The plan is located in the patient’s medical records under the problem list and includes a section for the pharmacy, emergency department and inpatient management if the patient is admitted for care.

The plans are new within the last two months, but Dr. Jarrett said that eventually more patients will receive one as they are treated or admitted to the hospital.

The committee also hopes to expand the options with the plan so that a patient’s primary care doctor can also access and contribute to it.

“The plan stays with the patient so that a provider knows what to do each time,” she said.

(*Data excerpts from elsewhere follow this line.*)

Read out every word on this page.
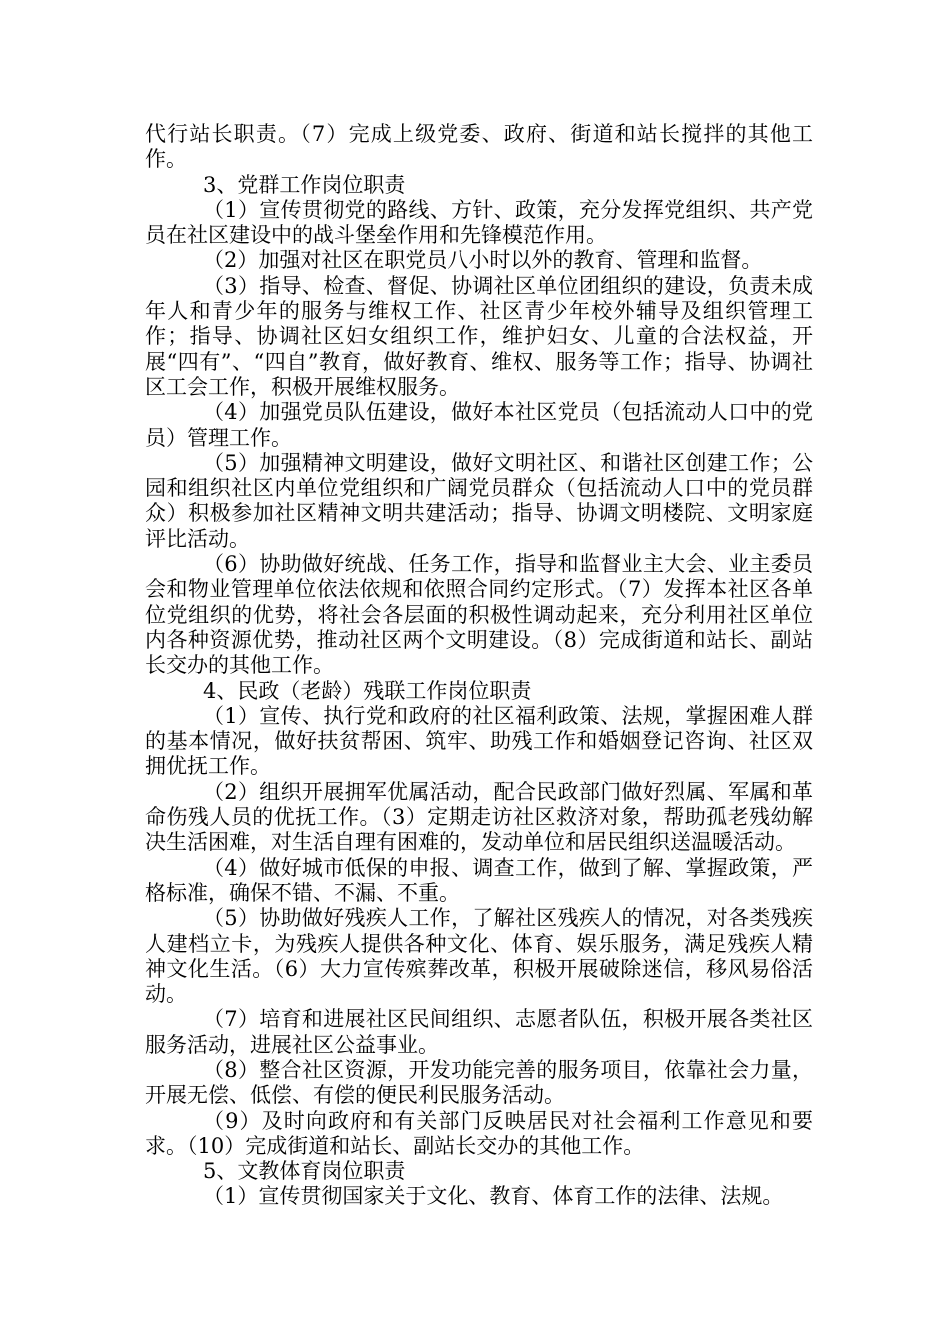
代行站长职责。（7）完成上级党委、政府、街道和站长搅拌的其他工作。

3、党群工作岗位职责

（1）宣传贯彻党的路线、方针、政策，充分发挥党组织、共产党员在社区建设中的战斗堡垒作用和先锋模范作用。

（2）加强对社区在职党员八小时以外的教育、管理和监督。

（3）指导、检查、督促、协调社区单位团组织的建设，负责未成年人和青少年的服务与维权工作、社区青少年校外辅导及组织管理工作；指导、协调社区妇女组织工作，维护妇女、儿童的合法权益，开展“四有”、“四自”教育，做好教育、维权、服务等工作；指导、协调社区工会工作，积极开展维权服务。

（4）加强党员队伍建设，做好本社区党员（包括流动人口中的党员）管理工作。

（5）加强精神文明建设，做好文明社区、和谐社区创建工作；公园和组织社区内单位党组织和广阔党员群众（包括流动人口中的党员群众）积极参加社区精神文明共建活动；指导、协调文明楼院、文明家庭评比活动。

（6）协助做好统战、任务工作，指导和监督业主大会、业主委员会和物业管理单位依法依规和依照合同约定形式。（7）发挥本社区各单位党组织的优势，将社会各层面的积极性调动起来，充分利用社区单位内各种资源优势，推动社区两个文明建设。（8）完成街道和站长、副站长交办的其他工作。

4、民政（老龄）残联工作岗位职责

（1）宣传、执行党和政府的社区福利政策、法规，掌握困难人群的基本情况，做好扶贫帮困、筑牢、助残工作和婚姻登记咨询、社区双拥优抚工作。

（2）组织开展拥军优属活动，配合民政部门做好烈属、军属和革命伤残人员的优抚工作。（3）定期走访社区救济对象，帮助孤老残幼解决生活困难，对生活自理有困难的，发动单位和居民组织送温暖活动。

（4）做好城市低保的申报、调查工作，做到了解、掌握政策，严格标准，确保不错、不漏、不重。

（5）协助做好残疾人工作，了解社区残疾人的情况，对各类残疾人建档立卡，为残疾人提供各种文化、体育、娱乐服务，满足残疾人精神文化生活。（6）大力宣传殡葬改革，积极开展破除迷信，移风易俗活动。

（7）培育和进展社区民间组织、志愿者队伍，积极开展各类社区服务活动，进展社区公益事业。

（8）整合社区资源，开发功能完善的服务项目，依靠社会力量，开展无偿、低偿、有偿的便民利民服务活动。

（9）及时向政府和有关部门反映居民对社会福利工作意见和要求。（10）完成街道和站长、副站长交办的其他工作。

5、文教体育岗位职责

（1）宣传贯彻国家关于文化、教育、体育工作的法律、法规。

That includes pain medications, dosages and more.

Better pain management

Included in that effort, she said, is the use of patient-controlled analgesia (PCA) for hospitalized patients with sickle cell disease. This a safe pain management option that lets the patient decide when to administer more pain medication, with controlled limits in place, Dr. Jarrett said.

It allows patients to break the sickle cell crisis more quickly, then wean off the narcotics and get back on their regular medications as quickly as possible, she said.

Another tool the committee has recommended to help hospitalized sickle cell patients with pain control is a ketamine infusion therapy, she said.

Ketamine, a medication approved by the U.S. Food and Drug Administration for anesthesia, can also treat acute pain in some cases.

“The idea is that sickle cell patients can get used to narcotics so that it feels like increasing doses are not working,” she said. “The ketamine drip is an opportunity to use the reset button so that those patients become sensitive to the narcotics again.”

The committee also partnered with Helen DeVos Children’s Hospital hematology department to help ease the transition for sickle cell patients from pediatrics to the adult world, Dr. Jarrett said.

Having set procedures such as these is already making a difference for patients, Dr. Jarrett said.

“I think we’re off to a great start, but I do think there is room for continued improvement,” she said.